Un rêve étrange

IL FAUT QUE JE VOUS DISE.  Notre professeur de philo au lycée Berthollet, à Annecy, nous incitait à noter nos rêves le matin en nous levant avant de les avoir oubliés.
Il racontait qu’il dormait avec un carnet et un stylo posés sur sa table de nuit pour les décrire aussitôt s’il venait à se réveiller au milieu de la nuit.

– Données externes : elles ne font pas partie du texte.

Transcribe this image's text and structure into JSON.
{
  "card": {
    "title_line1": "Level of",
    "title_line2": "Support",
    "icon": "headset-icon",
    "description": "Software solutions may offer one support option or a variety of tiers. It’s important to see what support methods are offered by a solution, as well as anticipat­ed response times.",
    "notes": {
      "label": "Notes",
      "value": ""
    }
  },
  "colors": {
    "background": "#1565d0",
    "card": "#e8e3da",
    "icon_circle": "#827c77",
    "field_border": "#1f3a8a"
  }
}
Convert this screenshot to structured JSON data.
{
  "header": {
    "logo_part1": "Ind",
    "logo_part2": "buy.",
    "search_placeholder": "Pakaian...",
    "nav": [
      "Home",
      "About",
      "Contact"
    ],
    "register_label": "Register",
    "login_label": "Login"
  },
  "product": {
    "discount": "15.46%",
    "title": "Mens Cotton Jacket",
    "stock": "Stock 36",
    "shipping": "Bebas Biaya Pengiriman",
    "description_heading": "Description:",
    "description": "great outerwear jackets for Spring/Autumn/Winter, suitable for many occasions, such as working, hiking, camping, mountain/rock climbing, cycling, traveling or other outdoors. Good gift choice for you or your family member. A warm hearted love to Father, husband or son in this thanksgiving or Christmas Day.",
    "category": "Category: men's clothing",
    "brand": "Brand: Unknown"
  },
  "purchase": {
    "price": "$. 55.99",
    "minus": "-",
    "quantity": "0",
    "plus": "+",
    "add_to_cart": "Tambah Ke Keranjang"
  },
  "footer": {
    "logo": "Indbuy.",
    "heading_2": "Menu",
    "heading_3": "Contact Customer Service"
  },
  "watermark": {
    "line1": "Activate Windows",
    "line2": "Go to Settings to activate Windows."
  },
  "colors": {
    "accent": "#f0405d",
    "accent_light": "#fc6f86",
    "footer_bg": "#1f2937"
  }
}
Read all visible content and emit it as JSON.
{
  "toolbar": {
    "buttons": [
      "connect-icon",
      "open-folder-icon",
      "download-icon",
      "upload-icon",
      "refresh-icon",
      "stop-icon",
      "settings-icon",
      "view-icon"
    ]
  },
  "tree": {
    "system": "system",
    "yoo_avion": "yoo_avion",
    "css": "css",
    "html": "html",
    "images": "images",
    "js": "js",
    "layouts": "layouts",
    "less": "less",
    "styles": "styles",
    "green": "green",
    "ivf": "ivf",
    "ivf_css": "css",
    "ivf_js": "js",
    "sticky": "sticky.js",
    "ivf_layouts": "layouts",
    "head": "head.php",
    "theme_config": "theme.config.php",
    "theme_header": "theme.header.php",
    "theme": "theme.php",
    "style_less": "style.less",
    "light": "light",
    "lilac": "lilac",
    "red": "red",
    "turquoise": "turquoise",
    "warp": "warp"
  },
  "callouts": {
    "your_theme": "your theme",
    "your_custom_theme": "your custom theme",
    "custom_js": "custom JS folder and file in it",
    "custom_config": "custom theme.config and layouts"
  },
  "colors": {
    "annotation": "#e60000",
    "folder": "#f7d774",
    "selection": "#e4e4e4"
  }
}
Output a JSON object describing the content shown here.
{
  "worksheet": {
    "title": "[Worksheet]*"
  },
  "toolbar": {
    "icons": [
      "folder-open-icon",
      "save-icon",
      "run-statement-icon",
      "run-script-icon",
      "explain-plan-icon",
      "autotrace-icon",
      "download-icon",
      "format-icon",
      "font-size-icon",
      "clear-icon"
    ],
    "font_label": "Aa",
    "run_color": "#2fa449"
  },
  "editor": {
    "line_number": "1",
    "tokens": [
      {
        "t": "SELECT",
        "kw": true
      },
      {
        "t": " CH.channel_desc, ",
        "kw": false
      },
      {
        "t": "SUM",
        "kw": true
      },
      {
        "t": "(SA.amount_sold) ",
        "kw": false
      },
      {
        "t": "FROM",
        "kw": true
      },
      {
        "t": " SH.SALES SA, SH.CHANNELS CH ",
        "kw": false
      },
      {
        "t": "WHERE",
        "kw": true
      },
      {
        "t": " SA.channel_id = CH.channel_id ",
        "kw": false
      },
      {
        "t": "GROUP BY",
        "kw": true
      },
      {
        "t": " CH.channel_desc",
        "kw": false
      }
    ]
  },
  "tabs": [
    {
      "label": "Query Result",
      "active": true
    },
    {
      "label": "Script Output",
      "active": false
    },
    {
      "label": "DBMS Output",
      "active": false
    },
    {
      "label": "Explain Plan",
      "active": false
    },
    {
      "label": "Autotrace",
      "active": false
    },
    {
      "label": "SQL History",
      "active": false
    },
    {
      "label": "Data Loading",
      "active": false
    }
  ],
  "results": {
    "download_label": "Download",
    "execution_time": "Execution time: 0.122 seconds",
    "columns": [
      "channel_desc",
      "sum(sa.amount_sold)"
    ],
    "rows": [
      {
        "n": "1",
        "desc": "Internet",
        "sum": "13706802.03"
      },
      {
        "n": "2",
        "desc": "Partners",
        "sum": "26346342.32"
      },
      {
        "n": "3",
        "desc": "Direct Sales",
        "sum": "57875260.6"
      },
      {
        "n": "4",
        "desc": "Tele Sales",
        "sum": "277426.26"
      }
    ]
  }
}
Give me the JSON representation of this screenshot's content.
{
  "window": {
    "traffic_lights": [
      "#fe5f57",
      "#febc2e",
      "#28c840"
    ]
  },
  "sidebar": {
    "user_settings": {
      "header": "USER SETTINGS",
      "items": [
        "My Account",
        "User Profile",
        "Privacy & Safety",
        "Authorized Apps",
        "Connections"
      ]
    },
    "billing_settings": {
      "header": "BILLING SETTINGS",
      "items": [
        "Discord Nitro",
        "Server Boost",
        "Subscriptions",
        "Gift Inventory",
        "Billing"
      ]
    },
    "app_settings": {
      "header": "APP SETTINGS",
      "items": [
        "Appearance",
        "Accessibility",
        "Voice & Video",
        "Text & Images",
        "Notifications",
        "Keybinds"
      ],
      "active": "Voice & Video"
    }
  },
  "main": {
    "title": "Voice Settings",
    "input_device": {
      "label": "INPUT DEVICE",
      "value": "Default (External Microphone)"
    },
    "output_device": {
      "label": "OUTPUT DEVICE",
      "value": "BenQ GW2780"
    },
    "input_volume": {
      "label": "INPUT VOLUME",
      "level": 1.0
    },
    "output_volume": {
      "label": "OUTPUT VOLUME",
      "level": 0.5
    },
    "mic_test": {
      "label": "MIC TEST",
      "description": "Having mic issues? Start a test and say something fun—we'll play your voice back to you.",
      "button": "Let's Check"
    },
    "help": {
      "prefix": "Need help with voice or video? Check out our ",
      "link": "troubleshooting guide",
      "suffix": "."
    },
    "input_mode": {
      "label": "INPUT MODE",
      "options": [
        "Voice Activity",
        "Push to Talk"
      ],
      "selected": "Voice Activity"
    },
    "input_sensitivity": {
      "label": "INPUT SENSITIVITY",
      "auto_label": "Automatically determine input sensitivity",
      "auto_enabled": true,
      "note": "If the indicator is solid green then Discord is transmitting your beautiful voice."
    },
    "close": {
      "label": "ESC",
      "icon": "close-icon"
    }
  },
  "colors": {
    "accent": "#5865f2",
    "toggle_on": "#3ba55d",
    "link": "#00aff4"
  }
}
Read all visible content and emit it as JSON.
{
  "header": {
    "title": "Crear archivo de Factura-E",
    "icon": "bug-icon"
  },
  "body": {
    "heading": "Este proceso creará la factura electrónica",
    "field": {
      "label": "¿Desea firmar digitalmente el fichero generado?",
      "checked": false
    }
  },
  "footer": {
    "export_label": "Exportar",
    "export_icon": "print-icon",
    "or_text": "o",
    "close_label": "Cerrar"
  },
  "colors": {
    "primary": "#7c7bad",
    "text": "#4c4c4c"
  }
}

Albert Dubout « Knock, ou le triomphe de la médecine », 1953 . Sourcing image : illustration du livre de Jules Romains KNOCK. Les éditions du Valois, Paris (oct.1953). Bibliothèque Vert et Plume


J’ai conservé l’idée du carnet pour voyager.
Quant aux rêves, je les oublie, excepté quelques-uns qui me frappent, après les avoir racontés à Charlotte au moment du petit-déjeuner. Elle n’apprécie pas de m’entendre parler dès l’instant où elle se lève. Mais c’est plus fort que moi. Je n’ai jamais réussi à me taire plus de quelques secondes.

Ainsi lui ai-je raconté ce rêve étrange que j’avais fait dans le courant de l’ année qui a suivi mon départ de Paris pour venir vivre à Annecy.

UN RỆVE ÉTRANGE.   Je suis dans une barque sur un lac de montagne. Je tiens dans la main une enveloppe épaisse qu’un inconnu m’a remise au moment de larguer mon amarre. L’expéditeur a écrit son nom au dos. Il s’agit d’un ancien client nigérien qui devait toujours de l’argent à la société qui m’employait. Je m’assieds pour l’ouvrir. Elle contient plusieurs liasses de vieux billets de francs CFA si sales et usés que je dois faire attention de ne pas les  déchirer en les comptant. Il y en a assez pour rembourser la totalité de sa dette.

En me redressant j’aperçois sur la rive la femme qui m’a succédé au poste que j’occupais. Elle conduit une procession qui grimpe une pente herbeuse. Toutes les personnes qui étaient autrefois avec moi marchent derrière elle, portant sur leurs épaules un panier géant de supermarché en plastique bleu qui déborde de victuailles. Ce doit être l’été. On dirait qu’ils vont pique-niquer. Je continue de les observer. Le rêve s’est interrompu avant qu’ils n’aient commencé à manger.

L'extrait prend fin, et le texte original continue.